Curragh Racecourse to pay tribute to Johnny Murtagh on first day of season
March 13, 2014
Curragh Racecourse to pay tribute to Johnny Murtagh
Johnny Murtagh recently announced his retirement from race riding. He has been universally acknowledged as one of the greatest big-race jockeys in the world for the better part of 20 years. The Curragh will honour his achievements on day one of their new racing season on Sunday 23rd March
Murtagh’s rise to the very top of the sport is all the more remarkable when one considers that he had no background in horses and indeed didn’t sit on a horse until his mid-teens. The story goes that as a youngster, Murtagh was a talented boxer, and a man that was watching him in action suggested to Johnny’s mother that he had the attributes to make a jockey. She sent an application to RACE and a future Hall of Famer was on his way in the game.
Initially associated with top Curragh-based trainer John Oxx, Murtagh made an electric start to his career in the saddle, being crowned Champion Apprentice in 1989 and then in 1991, he was appointed as stable jockey to Oxx after Ron Quinton opted to return to his native Australia. That took his career to the next level and having gained his first Group 1 win on the Oxx-trained Manntari in the National Stakes at the Curragh in 1993, he went on to claim the title of Champion Jockey in 1995, 1996 and 1998.
It was in 1995 that he would spring to international prominence thanks to his association with John Oxx’s remarkable mare Ridgewood Pearl.

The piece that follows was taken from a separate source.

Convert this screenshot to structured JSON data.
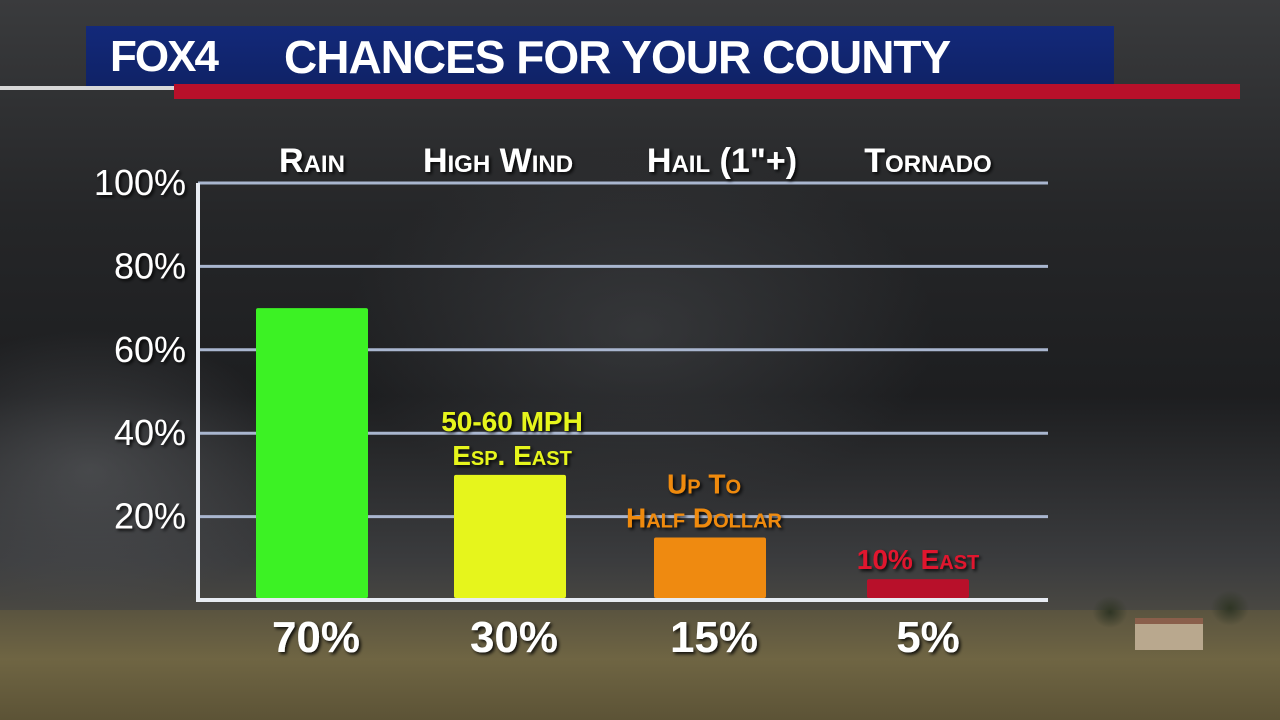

Together the pair won on four of the five occasions they teamed up, with their victories coming in the Athasi Stakes, the Coronation Stakes, the Prix Du Moulin and the Breeders’ Cup Mile.
It was also during those years that he started what would become a habit of winning Classics at the Curragh, with his first Irish Classic success coming on Ebadiyla in the Irish Oaks in 1997 and he won that race again the following year on the Oxx-trained Winona.
A horse that added to his Group 1 tally at HQ and also proved to be one of the most talented horses he ever rode was Sinndar. The John Oxx-trained colt won the National Stakes at the Curragh as a juvenile before going on to win the Derrinstown Stud Derby Trial, the Epsom Derby, the Irish Derby back at the Curragh, the Prix Niel and the Prix de l’Arc de Triomphe at Longchamp as a three-year-old.
However, it wasn’t all good times for Murtagh, as personal problems and issues with his weight saw him leave the John Oxx stable to go freelance in 2003, but such was his return to form once he got everything in order that he was offered the most lucrative job in racing in 2008, the retained rider for the Coolmore partnership of John Magnier, Michael Tabor and Derrick Smith, making him the stable jockey to Aidan O’Brien in everything but name.
That welcomed in an era of remarkable success for Murtagh, with him securing no less than 21 Group/Grade 1 wins in 2008. That golden era continued for another two seasons until Murtagh left Ballydoyle at the end of the 2010 season and returned to where he started, John Oxx, to ride as the Aga Khan’s retained rider. That partnership was working with its usual fluency until Murtagh dramatically split with the Aga Khan in August 2012 and he was once again a freelance.
Many thought that would prove to be the last major action of Murtagh’s riding career, as with him taking out his trainer’s license and not having the backing of a major stable for his riding talents, most presumed he would soon retire, but 2013 proved to be a remarkable campaign for him, with him riding five Group 1 winners as well as being crowned leading rider at Royal Ascot.
Very few top-level sportsmen retire at the very top of their game by their own free will, but at the age of 43, Johnny Murtagh has done just that.
All told, Murtagh rode the winners of no less than 15 Classics at the Curragh, including no less than four renewals of the Irish Derby (Sinndar, Alamshar, Fame And Glory and Cape Blanco), a tally that only a select few can say they have bettered.
With his body still very much intact, he will now focus on his burgeoning training career which has already seen him enjoy Group 2 success at the Curragh with Belle De Crecy in the Lanwades Stud Blandford Stakes. While we may not see him in the saddle again, we have anything but seen the last of the great Johnny Murtagh.